Le ministre n’a pas mâché ses mots en qualifiant l’entreprise de « structure en défaillance », pointant une forte dépendance financière vis-à-vis de l’État. Il a insisté sur la nécessité d’un plan de redressement urgent pour assurer la survie et la pérennité de cette institution nationale.
Paul-Marie Gondjout est également revenu sur la grève en cours, estimant qu’il est incohérent de contester tout en reposant presque entièrement sur des aides financières extérieures. Il a également dénoncé l’absentéisme et le manque d’implication d’une partie du personnel, des pratiques qui aggravent encore les difficultés opérationnelles de l’entreprise.

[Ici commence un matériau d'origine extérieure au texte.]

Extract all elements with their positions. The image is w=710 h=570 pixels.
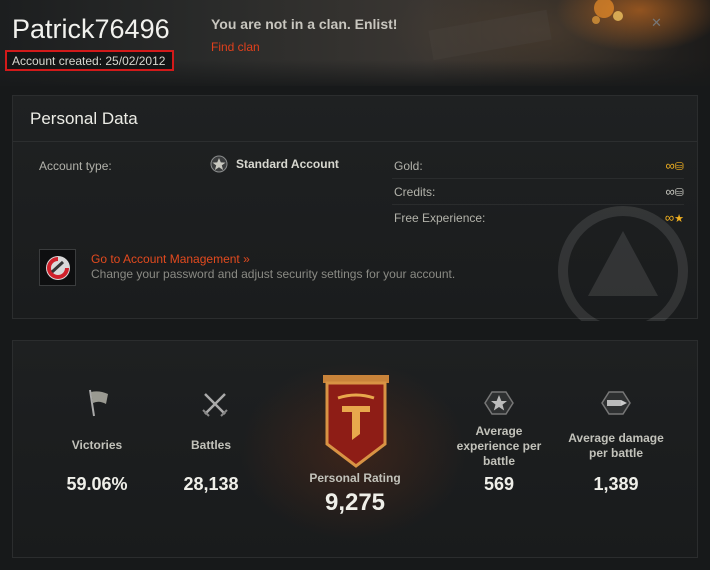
currency-row-credits: Credits: ∞⛁ [392, 180, 684, 205]
account-management-icon[interactable] [39, 249, 76, 286]
stats-panel: Victories 59.06% Battles 28,138 Personal… [12, 340, 698, 558]
account-type-label: Account type: [39, 159, 112, 173]
standard-account-icon [210, 155, 228, 173]
account-management-link[interactable]: Go to Account Management » [91, 252, 250, 266]
free-xp-label: Free Experience: [394, 211, 486, 225]
gold-icon: ∞⛁ [665, 158, 685, 173]
avg-damage-label: Average damage per battle [568, 431, 664, 460]
victories-value: 59.06% [66, 474, 128, 494]
credits-label: Credits: [394, 185, 436, 199]
credits-icon: ∞⛁ [665, 184, 685, 199]
victories-label: Victories [71, 438, 123, 452]
free-xp-icon: ∞★ [664, 210, 684, 225]
panel-title: Personal Data [30, 109, 138, 128]
clan-status: You are not in a clan. Enlist! [211, 16, 398, 32]
find-clan-link[interactable]: Find clan [211, 40, 260, 54]
avg-damage-value: 1,389 [593, 474, 639, 494]
divider [13, 141, 697, 142]
rating-label: Personal Rating [309, 471, 401, 485]
battles-label: Battles [190, 438, 231, 452]
account-type: Standard Account [210, 155, 339, 173]
stat-personal-rating: Personal Rating 9,275 [299, 471, 411, 517]
account-created-date: Account created: 25/02/2012 [5, 50, 174, 71]
personal-rating-banner-icon [323, 375, 389, 468]
crossed-swords-icon [202, 393, 228, 417]
avg-xp-label: Average experience per battle [456, 424, 542, 468]
rating-value: 9,275 [324, 489, 386, 516]
shell-icon [601, 391, 631, 415]
avg-xp-value: 569 [483, 474, 515, 494]
stat-victories: Victories 59.06% [47, 438, 147, 495]
account-management-description: Change your password and adjust security… [91, 267, 456, 281]
stat-battles: Battles 28,138 [161, 438, 261, 495]
account-type-value: Standard Account [236, 157, 339, 171]
username: Patrick76496 [12, 14, 170, 44]
gold-label: Gold: [394, 159, 423, 173]
battles-value: 28,138 [183, 474, 239, 494]
star-icon [484, 391, 514, 415]
stat-average-experience: Average experience per battle 569 [449, 424, 549, 495]
stat-average-damage: Average damage per battle 1,389 [561, 431, 671, 495]
currency-row-gold: Gold: ∞⛁ [392, 154, 684, 179]
personal-data-panel: Personal Data Account type: Standard Acc… [12, 95, 698, 321]
flag-icon [89, 389, 108, 417]
close-icon[interactable]: ✕ [651, 15, 662, 31]
currency-row-free-xp: Free Experience: ∞★ [392, 206, 684, 231]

Face à ce constat alarmant, le gouvernement réclame une restructuration rapide, profonde et mesurable de La Poste SA afin de mettre fin à une situation jugée insoutenable.
Le regard de Com d’Afrik :
L’intervention du ministre met en lumière une problématique récurrente dans la gestion de certains services publics : un modèle économique fragilisé, une gouvernance interne contestée et une dépendance quasi totale aux financements étatiques.
Pour Com d’Afrik, la situation de La Poste SA illustre un paradoxe : malgré un rôle essentiel dans la distribution, la logistique et certaines missions de service public, l’entreprise peine à s’adapter aux mutations du marché et à la montée de la concurrence numérique.
Le diagnostic posé par le gouvernement — bien que brutal — traduit l’urgence d’une transformation structurante. Il ne s’agit plus seulement d’un soutien financier, mais d’une refonte du modèle économique, de la modernisation des services et d’une responsabilisation accrue des équipes.
Dans un contexte où les États cherchent à réduire les dépenses tout en améliorant l’efficacité des services publics, La Poste SA est désormais à la croisée des chemins. Sans réforme profonde, la pérennité de l’établissement pourrait être compromise, avec des répercussions directes sur les usagers et l’écosystème économique local.